Kerendahhatian dapat diwujudkan juga melalui bahasa nonverbal misalnya cara berjalan. Allah Subhanahu wa Ta’ala berfirman di dalam Al-Qur’an surat Luqman (31):18 berikut ini.

       “وَلَا تُصَعِّرْ خَدَّكَ لِلنَّاسِ وَلَا تَمْشِ فِي الْأَرْضِ مَرَحًا ۖ إِنَّ اللَّهَ لَا يُحِبُّ كُلَّ مُخْتَالٍ فَخُورٍ"

“Dan janganlah engkau memalingkan mukamu dari manusia (karena sombong) dan janganlah berjalan di bumi dengan angkuh. Sungguh, Allah tidak menyukai orang yang sombong dan membanggakan diri.”

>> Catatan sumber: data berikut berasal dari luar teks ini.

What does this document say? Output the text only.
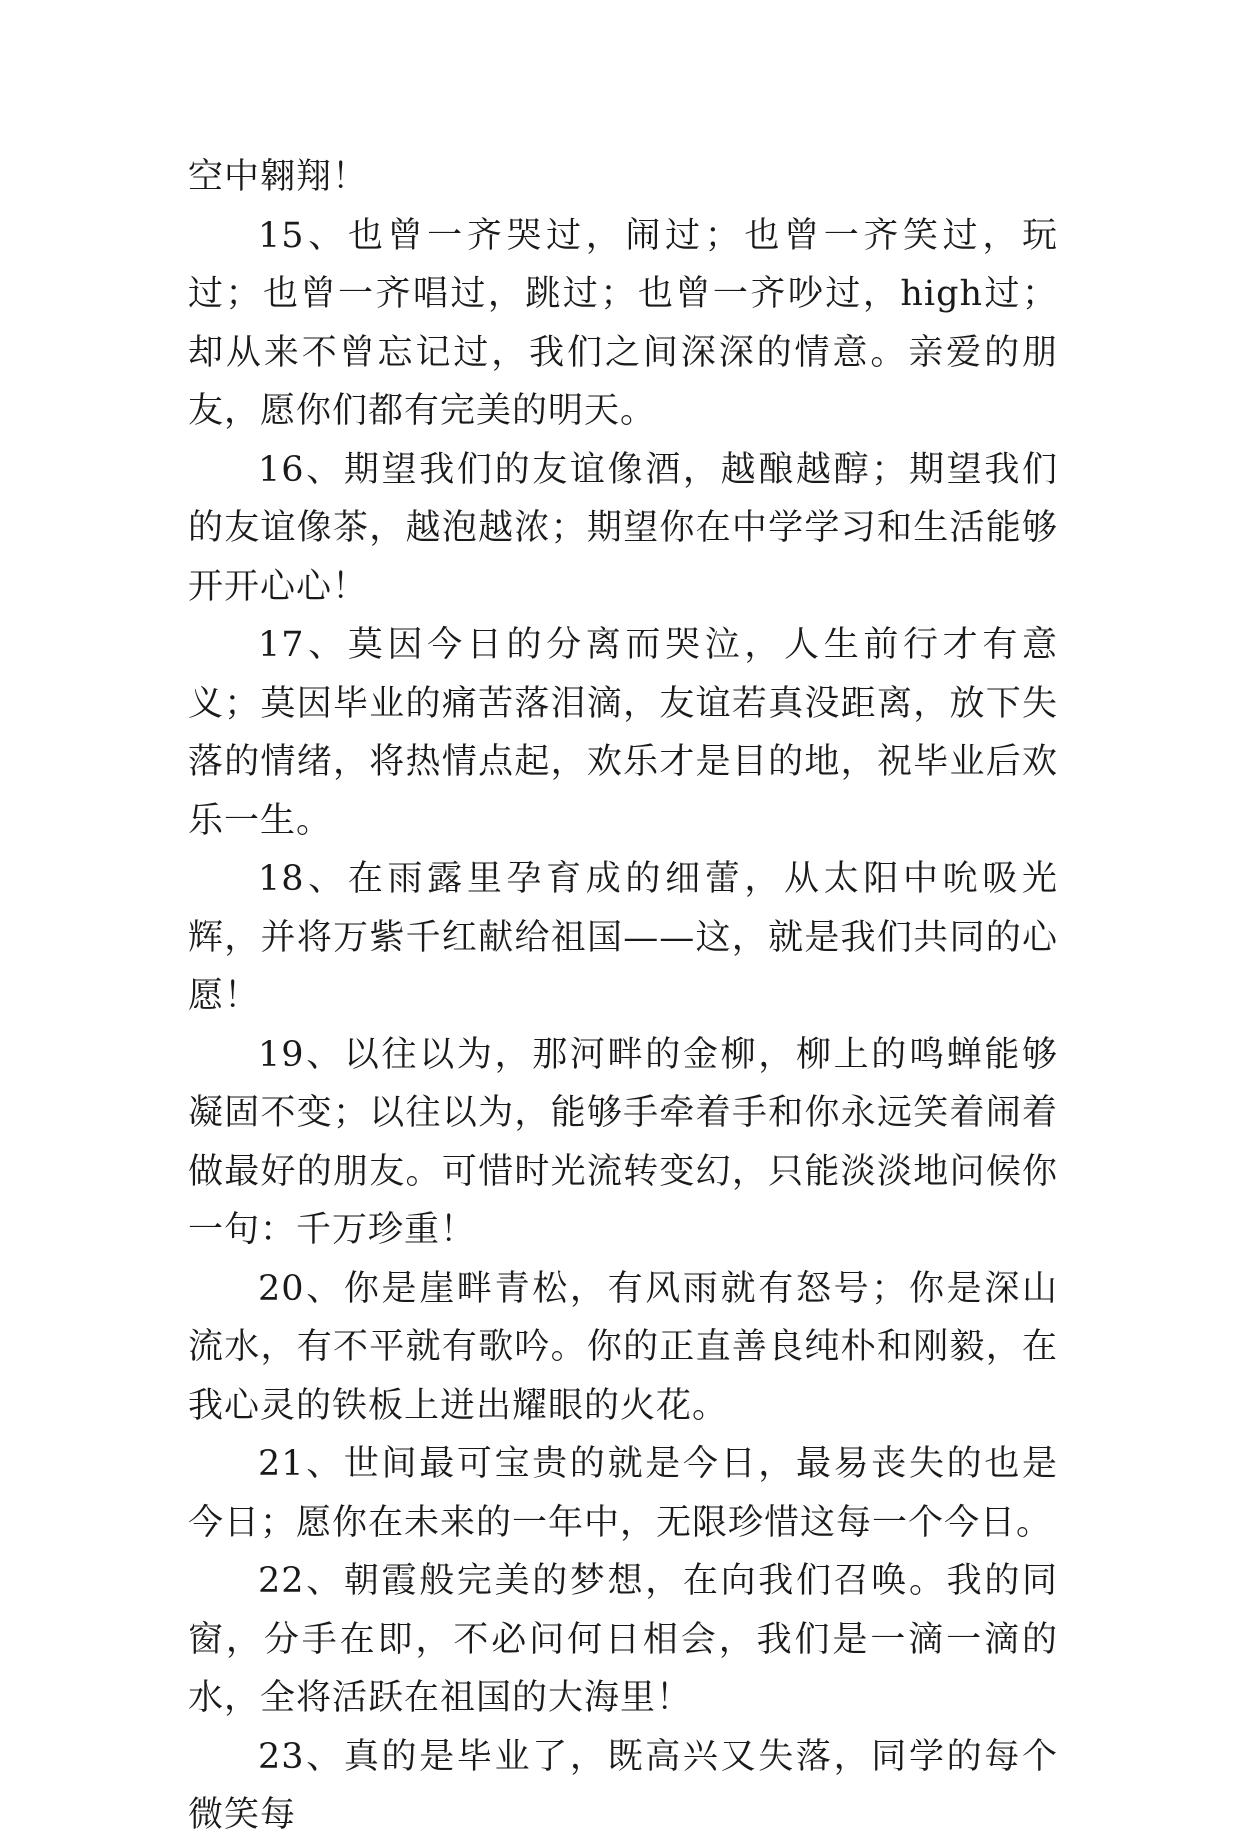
空中翱翔！

15、也曾一齐哭过，闹过；也曾一齐笑过，玩过；也曾一齐唱过，跳过；也曾一齐吵过，high过；却从来不曾忘记过，我们之间深深的情意。亲爱的朋友，愿你们都有完美的明天。

16、期望我们的友谊像酒，越酿越醇；期望我们的友谊像茶，越泡越浓；期望你在中学学习和生活能够开开心心！

17、莫因今日的分离而哭泣，人生前行才有意义；莫因毕业的痛苦落泪滴，友谊若真没距离，放下失落的情绪，将热情点起，欢乐才是目的地，祝毕业后欢乐一生。

18、在雨露里孕育成的细蕾，从太阳中吮吸光辉，并将万紫千红献给祖国——这，就是我们共同的心愿！

19、以往以为，那河畔的金柳，柳上的鸣蝉能够凝固不变；以往以为，能够手牵着手和你永远笑着闹着做最好的朋友。可惜时光流转变幻，只能淡淡地问候你一句：千万珍重！

20、你是崖畔青松，有风雨就有怒号；你是深山流水，有不平就有歌吟。你的正直善良纯朴和刚毅，在我心灵的铁板上迸出耀眼的火花。

21、世间最可宝贵的就是今日，最易丧失的也是今日；愿你在未来的一年中，无限珍惜这每一个今日。

22、朝霞般完美的梦想，在向我们召唤。我的同窗，分手在即，不必问何日相会，我们是一滴一滴的水，全将活跃在祖国的大海里！

23、真的是毕业了，既高兴又失落，同学的每个微笑每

Dari ayat tersebut kita ketahui bahwa kita dilarang memalingkan muka (karena sombong) dan dilarang berjalan dengan angkuh. Allah Subhanahu wa Ta’ala tidak menyukai orang yang sombong dan membanggakan diri. Sudah menjadi pemahaman umum bahwa memalingkan muka ketika diajak bicara atau bertemu dan berjalan dengan angkuh merupakan tanda kesombongan. Karena dilarang berperilaku sombong, berarti kita diperintah agar tawaduk. 

Lazimnya bahasa verbal dan bahasa nonverbal menyatu sebagai akhlak. Ketika anak muda berbicara kepada orang tua misalnya, “Saya masih harus banyak belajar pada Bapak. Pengalaman saya belum banyak” tentu disertai dengan sikap hormat. Tidak mungkin dia berbicara demikian sambil berkecak pinggang sebab posisi tangan yang demikian merupakan bahasa tubuh yang bermakna merendahkan orang lain. 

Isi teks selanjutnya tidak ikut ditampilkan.